Era noite de quinta-feira, 15 de outubro. O servidor público federal Pedro (nome fictício), de 39 anos, estava com um amigo, no bar Jobi, no Leblon, Zona Sul carioca. De longe, percebeu que o ator pornô e seu irmão, Jemison dos Santos, flertavam com ele. Os dois se aproximaram amistosamente. Os quatro conversaram até o amigo se sentir mal e ir embora. Sozinho, tudo se apagou. A última lembrança que tem remete aos três entrando em um táxi, cujo motorista, Fábio Borges dos Santos, de 44 anos, foi preso em dezembro. Pedro acordou deitado nas areias da Praia de Botafogo, sem os pertences, na manhã seguinte. Mais de R$ 40 mil haviam sido gastos em seu cartão em compras durante a madrugada.

Na região onde ficam o bairro boêmio da Lapa e a Praça Mauá, até o momento, três vítimas já denunciaram ter sido roubadas pela quadrilha em duas boates. Em um dos casos, um contador de 33 anos dançava ao som de um DJ de música eletrônica com dois amigos quando percebeu a aproximação de João Marcos Batista de Matos, de 28 anos, e Matheus Gidiony Tavares, de 27. Era por volta das 3h30 de um domingo de dezembro, e ele contou ter conversado com Matos no segundo andar da casa noturna por cerca de quatro horas, período em que foram juntos ao bar quatro vezes para comprar água, refrigerante e vodca. Ao descer para ir embora, o rapaz sugeriu pegar o mesmo táxi do contador, em direção a Copacabana. “Entramos juntos no banco de trás, e logo depois ele pediu que parássemos em um posto de gasolina, no Aterro do Flamengo, para ir ao banheiro. Fiquei esperando, e depois de uns dez minutos o motorista me alertou que ele não estava voltando e teria ido embora. Quando percebi, ele tinha levado meu celular e meus cartões”, relatou a vítima, em entrevista.

Ao chegar em casa e conferir os extratos bancários, ele identificou diversas transações, que totalizavam R$ 28.950. “Comecei a lembrar que todas as vezes que eu desbloqueava o celular ou pagava as bebidas, ele ficava olhando fixamente para a senha que eu digitava. Eu me senti um verdadeiro trouxa”, resumiu. Dias depois, um espanhol procurou a Delegacia Especial de Apoio ao Turista (Deat), no Leblon, e relatou uma história parecida. Ele estava com um colega quando foi abordado pela dupla durante uma festa e, ao saírem para cheirar cocaína, teve a carteira roubada por eles. Quando chegou a seu hotel, horas mais tarde, recebeu mensagens que mostravam compras feitas por eles em sites estrangeiros, num total de € 3 mil euros.

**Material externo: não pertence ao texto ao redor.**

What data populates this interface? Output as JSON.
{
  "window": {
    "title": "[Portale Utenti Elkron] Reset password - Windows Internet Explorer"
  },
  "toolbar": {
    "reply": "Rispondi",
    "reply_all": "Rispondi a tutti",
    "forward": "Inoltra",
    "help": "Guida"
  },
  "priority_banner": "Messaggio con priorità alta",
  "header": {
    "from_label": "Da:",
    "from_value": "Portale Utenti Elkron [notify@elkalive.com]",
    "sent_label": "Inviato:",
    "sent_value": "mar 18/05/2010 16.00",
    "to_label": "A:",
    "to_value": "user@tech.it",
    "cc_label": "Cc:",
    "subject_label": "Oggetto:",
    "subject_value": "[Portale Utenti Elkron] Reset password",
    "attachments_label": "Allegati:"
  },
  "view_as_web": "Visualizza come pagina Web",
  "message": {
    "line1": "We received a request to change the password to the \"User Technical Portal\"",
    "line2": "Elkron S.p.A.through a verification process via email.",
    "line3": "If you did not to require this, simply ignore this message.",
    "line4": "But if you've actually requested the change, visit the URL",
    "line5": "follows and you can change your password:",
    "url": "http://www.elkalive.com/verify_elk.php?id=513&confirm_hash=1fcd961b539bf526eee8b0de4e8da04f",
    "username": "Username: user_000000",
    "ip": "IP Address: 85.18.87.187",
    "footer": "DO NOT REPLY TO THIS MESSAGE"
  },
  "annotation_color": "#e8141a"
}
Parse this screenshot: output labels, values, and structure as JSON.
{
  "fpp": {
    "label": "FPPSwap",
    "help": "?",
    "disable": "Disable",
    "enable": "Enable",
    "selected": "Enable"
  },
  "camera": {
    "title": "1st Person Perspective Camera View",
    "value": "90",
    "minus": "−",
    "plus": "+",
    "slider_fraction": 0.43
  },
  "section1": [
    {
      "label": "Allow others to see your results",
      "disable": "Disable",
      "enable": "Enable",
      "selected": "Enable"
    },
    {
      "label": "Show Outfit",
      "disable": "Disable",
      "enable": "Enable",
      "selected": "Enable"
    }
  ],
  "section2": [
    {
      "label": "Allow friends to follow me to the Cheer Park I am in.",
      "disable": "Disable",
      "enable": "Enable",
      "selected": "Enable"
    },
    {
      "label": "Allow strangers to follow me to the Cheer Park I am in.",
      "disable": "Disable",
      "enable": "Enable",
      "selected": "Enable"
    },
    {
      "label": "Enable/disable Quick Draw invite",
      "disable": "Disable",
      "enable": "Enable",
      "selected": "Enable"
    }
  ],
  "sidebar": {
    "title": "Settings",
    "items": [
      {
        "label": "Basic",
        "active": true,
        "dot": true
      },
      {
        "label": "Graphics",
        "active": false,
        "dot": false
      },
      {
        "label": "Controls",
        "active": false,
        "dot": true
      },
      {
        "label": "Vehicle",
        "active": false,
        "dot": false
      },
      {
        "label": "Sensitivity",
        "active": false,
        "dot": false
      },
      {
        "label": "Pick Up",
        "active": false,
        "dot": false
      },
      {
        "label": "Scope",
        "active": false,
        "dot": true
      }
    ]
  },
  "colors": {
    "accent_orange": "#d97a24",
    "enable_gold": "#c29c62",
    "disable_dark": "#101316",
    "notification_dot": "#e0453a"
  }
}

Para o delegado Fábio Daré, da Central Especializada de Repressão a Crimes e Ocorrências Diversas (Cerco), de São Paulo, é justamente o entorpecimento que faz as vítimas caírem nos golpes, que até então não passam de uma paquera. “Inicialmente, há uma conversa normal em um ambiente movimentado, em geral frequentado por pessoas de alto poder aquisitivo. Ninguém é forçado a ir para outro lugar ou fazer qualquer coisa. Depois de alguns minutos ou até horas, com a mistura da ketamina na bebida e a vítima já fora de si, começam as operações financeiras”, pontuou. “É importante frisar que estamos diante de um crime grave, em que as pessoas perdem a capacidade de resistência, podendo, inclusive, sofrer complicações de saúde e até morrer. Por isso é fundamental que as vítimas colaborem e busquem imediatamente a Polícia Civil”, destacou o delegado Antenor Lopes Martins Junior, diretor do Departamento-Geral de Polícia da Capital (DGPC) fluminense.